Aim and Objectives: This retrospective research analyzes the cytological features of hepatic masses, with particular reference to pattern assessment, cellular and nuclear details along with background characteristics of note which could define differentiating characteristics of hepatocellular carcinoma from metastatic malignancy. Accompanying clinico-radiological and biochemical parameters that could be helpful in this regard were also studied. An attempt was also made to distinguish the features characteristic to different grades of hepatocellular carcinoma (HCC).

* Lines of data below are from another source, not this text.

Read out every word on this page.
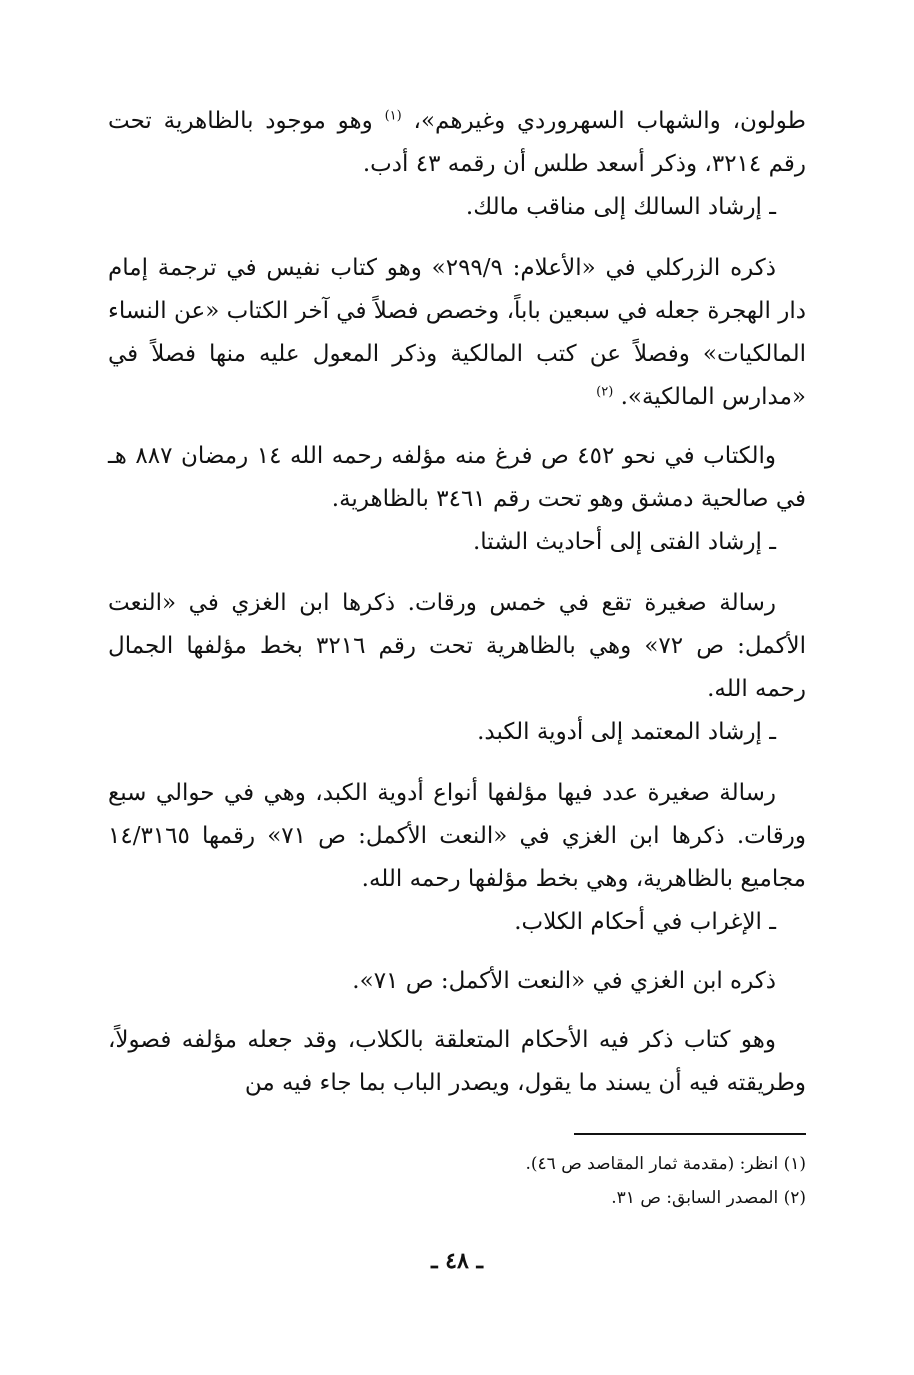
طولون، والشهاب السهروردي وغيرهم»، $^{(١)}$ وهو موجود بالظاهرية تحت رقم ٣٢١٤، وذكر أسعد طلس أن رقمه ٤٣ أدب.

ـ إرشاد السالك إلى مناقب مالك.

ذكره الزركلي في «الأعلام: ٢٩٩/٩» وهو كتاب نفيس في ترجمة إمام دار الهجرة جعله في سبعين باباً، وخصص فصلاً في آخر الكتاب «عن النساء المالكيات» وفصلاً عن كتب المالكية وذكر المعول عليه منها فصلاً في «مدارس المالكية». $^{(٢)}$

والكتاب في نحو ٤٥٢ ص فرغ منه مؤلفه رحمه الله ١٤ رمضان ٨٨٧ هـ في صالحية دمشق وهو تحت رقم ٣٤٦١ بالظاهرية.

ـ إرشاد الفتى إلى أحاديث الشتا.

رسالة صغيرة تقع في خمس ورقات. ذكرها ابن الغزي في «النعت الأكمل: ص ٧٢» وهي بالظاهرية تحت رقم ٣٢١٦ بخط مؤلفها الجمال رحمه الله.

ـ إرشاد المعتمد إلى أدوية الكبد.

رسالة صغيرة عدد فيها مؤلفها أنواع أدوية الكبد، وهي في حوالي سبع ورقات. ذكرها ابن الغزي في «النعت الأكمل: ص ٧١» رقمها ١٤/٣١٦٥ مجاميع بالظاهرية، وهي بخط مؤلفها رحمه الله.

ـ الإغراب في أحكام الكلاب.

ذكره ابن الغزي في «النعت الأكمل: ص ٧١».

وهو كتاب ذكر فيه الأحكام المتعلقة بالكلاب، وقد جعله مؤلفه فصولاً، وطريقته فيه أن يسند ما يقول، ويصدر الباب بما جاء فيه من

(١) انظر: (مقدمة ثمار المقاصد ص ٤٦).

(٢) المصدر السابق: ص ٣١.

ـ ٤٨ ـ
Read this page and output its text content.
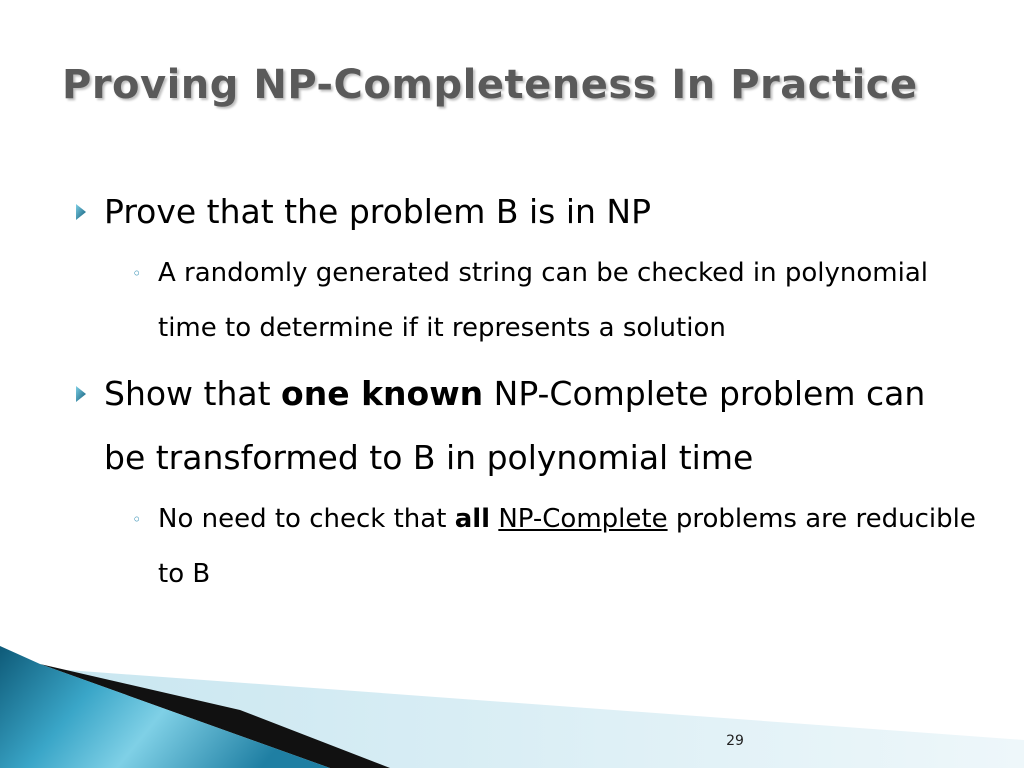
Proving NP-Completeness In Practice
Prove that the problem B is in NP
◦ A randomly generated string can be checked in polynomial time to determine if it represents a solution
Show that one known NP-Complete problem can be transformed to B in polynomial time
◦ No need to check that all NP-Complete problems are reducible to B
29
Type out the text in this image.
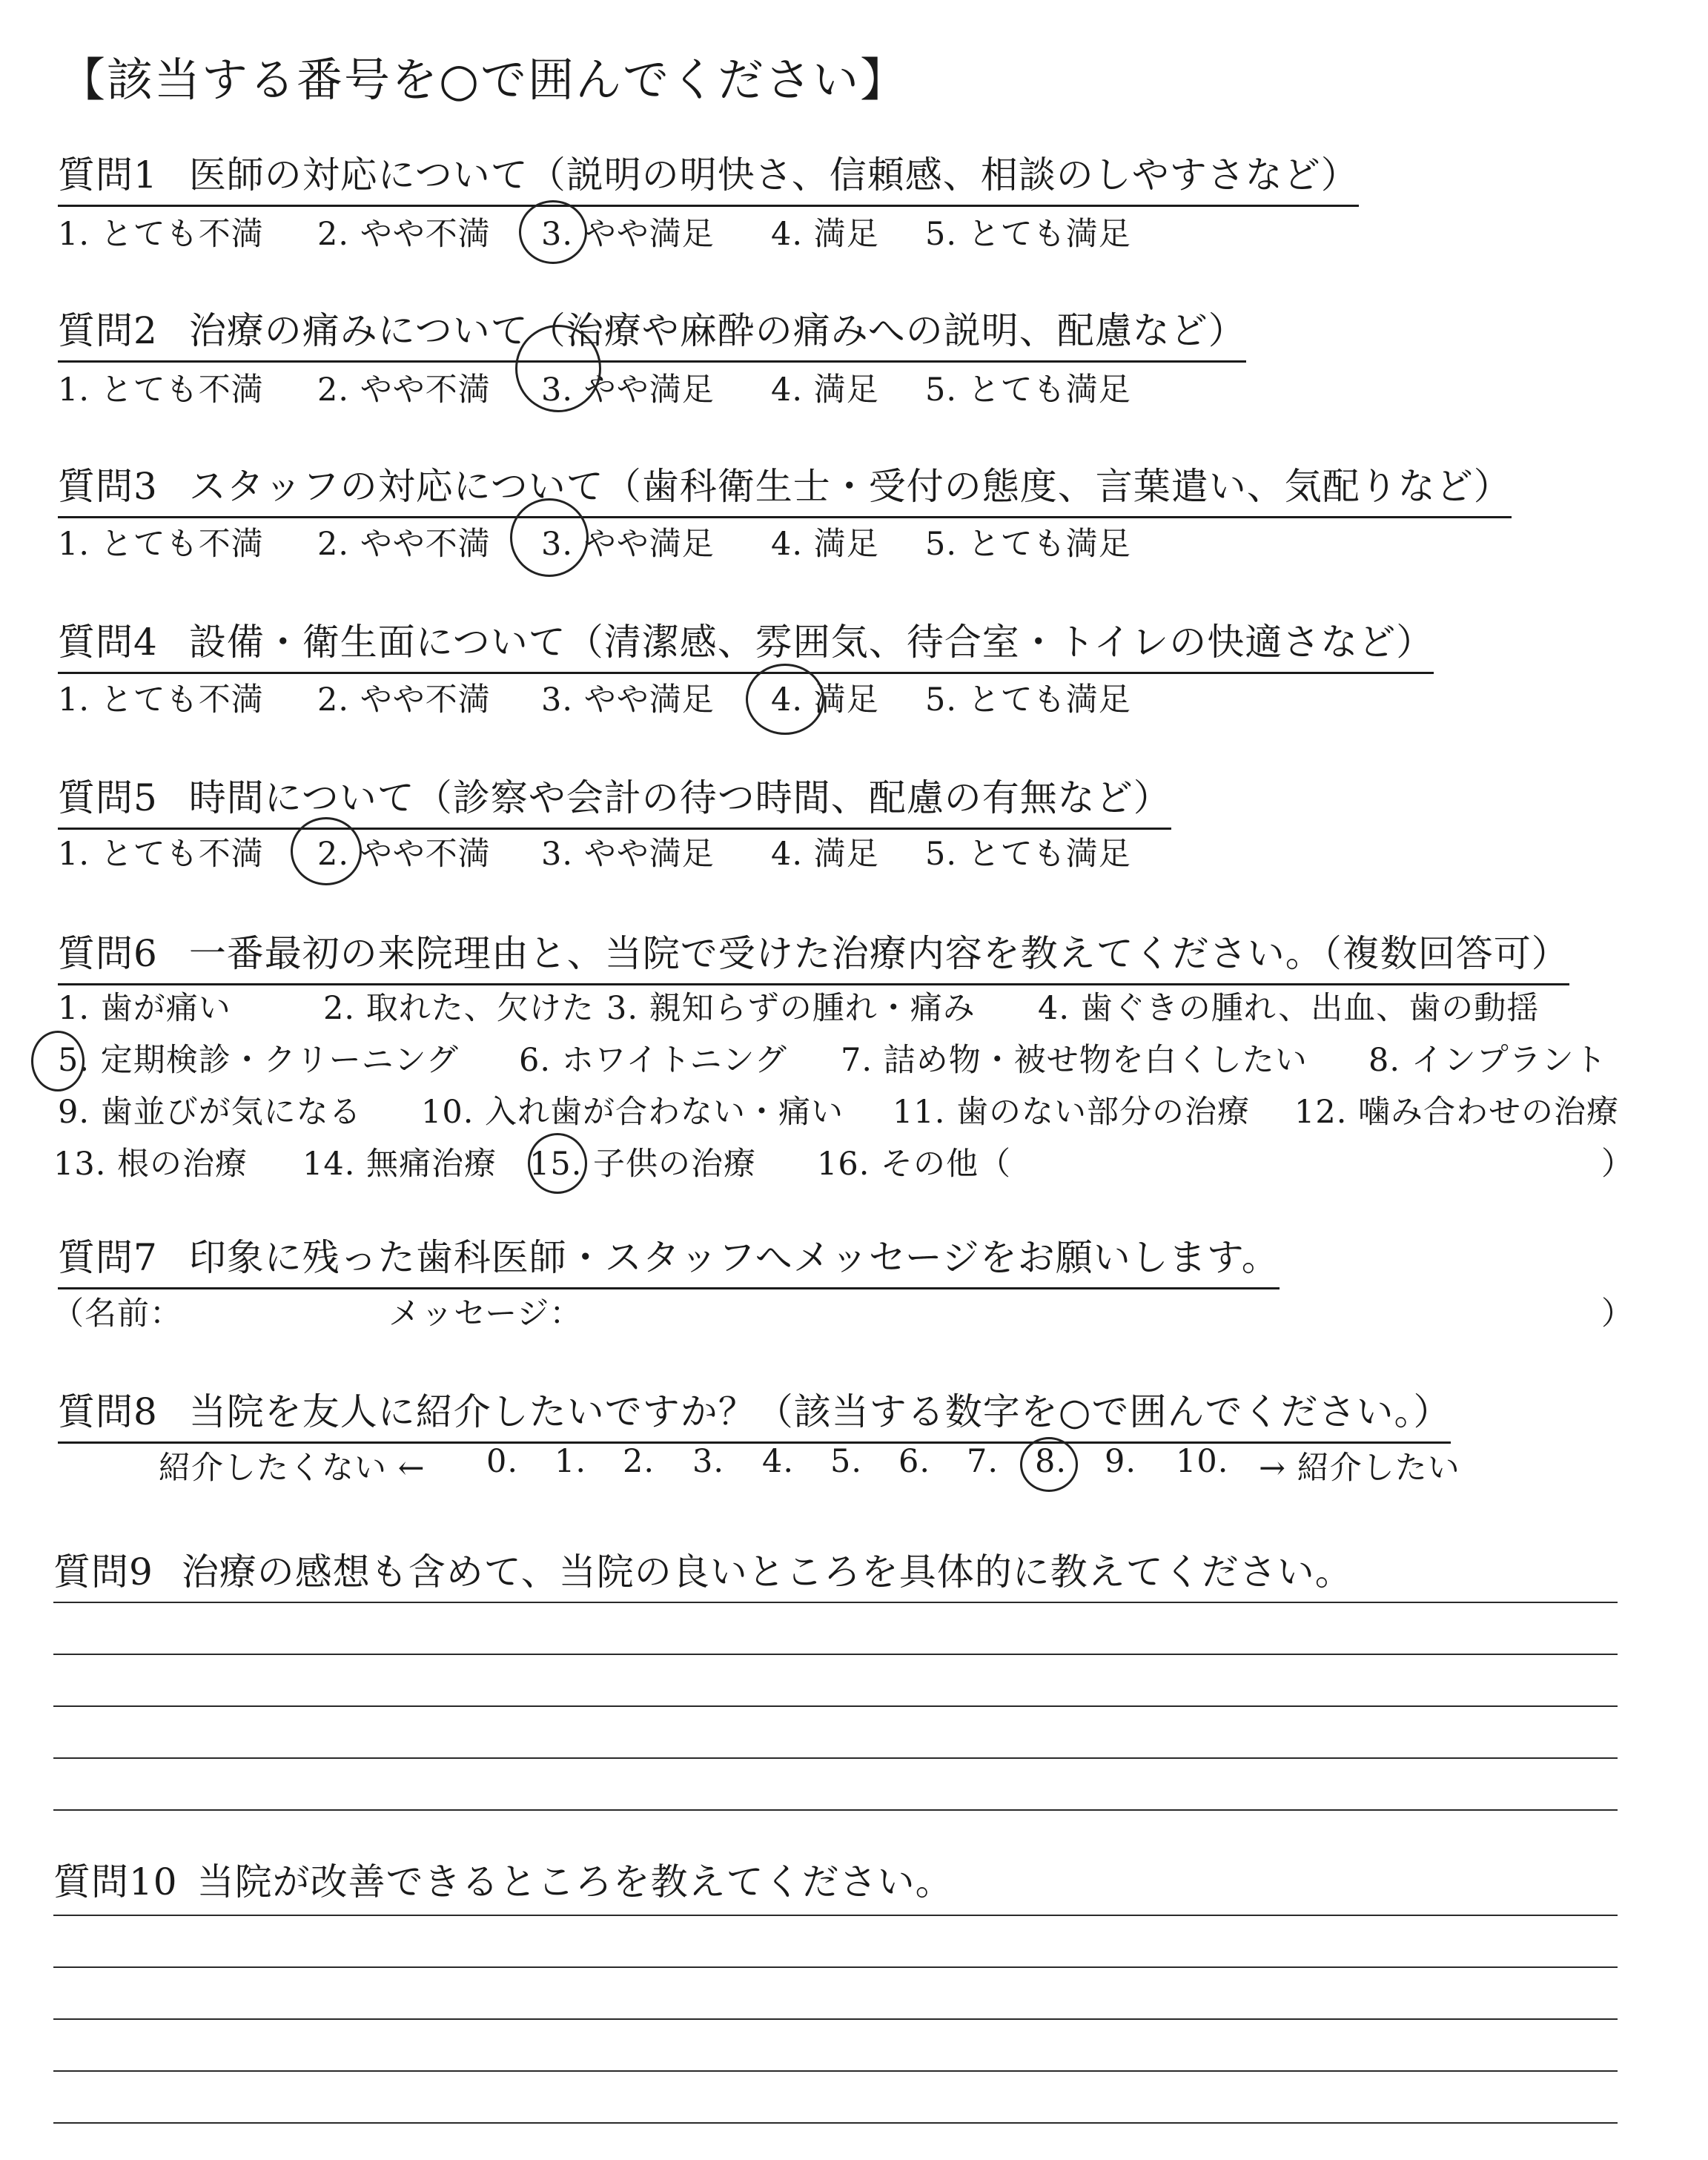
【該当する番号を○で囲んでください】
質問1 医師の対応について（説明の明快さ、信頼感、相談のしやすさなど）
1. とても不満 2. やや不満 3. やや満足 4. 満足 5. とても満足
質問2 治療の痛みについて（治療や麻酔の痛みへの説明、配慮など）
1. とても不満 2. やや不満 3. やや満足 4. 満足 5. とても満足
質問3 スタッフの対応について（歯科衛生士・受付の態度、言葉遣い、気配りなど）
1. とても不満 2. やや不満 3. やや満足 4. 満足 5. とても満足
質問4 設備・衛生面について（清潔感、雰囲気、待合室・トイレの快適さなど）
1. とても不満 2. やや不満 3. やや満足 4. 満足 5. とても満足
質問5 時間について（診察や会計の待つ時間、配慮の有無など）
1. とても不満 2. やや不満 3. やや満足 4. 満足 5. とても満足
質問6 一番最初の来院理由と、当院で受けた治療内容を教えてください。（複数回答可）
1. 歯が痛い	2. 取れた、欠けた 3. 親知らずの腫れ・痛み 4. 歯ぐきの腫れ、出血、歯の動揺
5. 定期検診・クリーニング 6. ホワイトニング 7. 詰め物・被せ物を白くしたい 8. インプラント
9. 歯並びが気になる 10. 入れ歯が合わない・痛い 11. 歯のない部分の治療 12. 噛み合わせの治療
13. 根の治療 14. 無痛治療 15. 子供の治療 16. その他（	）
質問7 印象に残った歯科医師・スタッフへメッセージをお願いします。
（名前：	メッセージ：	）
質問8 当院を友人に紹介したいですか？（該当する数字を○で囲んでください。）
紹介したくない ← 0. 1. 2. 3. 4. 5. 6. 7. 8. 9. 10. → 紹介したい
質問9 治療の感想も含めて、当院の良いところを具体的に教えてください。
質問10 当院が改善できるところを教えてください。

Method: FNAC of 114 hepatic neoplastic lesions received during a two years period in the pathology department of a tertiary care hospital were retrospectively analyzed. Clinico-radiological and biochemical parameters were correlated, and data thus retrieved was analyzed statistically for relevance. Results: Males were predominantly affected both by primary and metastatic malignancy with primary over 60 years of age. Jaundice, history of prior alcohol consumption, pre-existing liver disease, elevated LFT along with AFP levels >400 ng/ml was seen in significant cases of hepatocellular carcinoma. Radiologically, metastasis showed multiple lesions with most cases less than 5cms in diameter with invasion of adjacent structures. Analysis of three characteristic cytological features including presence of cytoplasmic bile, intranuclear inclusions and traversing blood vessel was carried out and it was observed that the highest chance of tumor being HCC was when all three were seen. After analyzing features to differentiate between the different grades of HCC it was observed that as the grades progressed the cells became undifferentiated and similarities increased. Cytohistological correlation was seen in 91.3% of cases of primary and 86.9% of metastatic malignancies.
Conclusion: Close attention to cytological features like cell clusters, intranuclear inclusions, endothelial rimming in conjunction with radiological images and biochemical markers provide valuable pointers in distinguishing between primary HCC and hepatic metastatic carcinomas thus obviating the need of invasive procedures.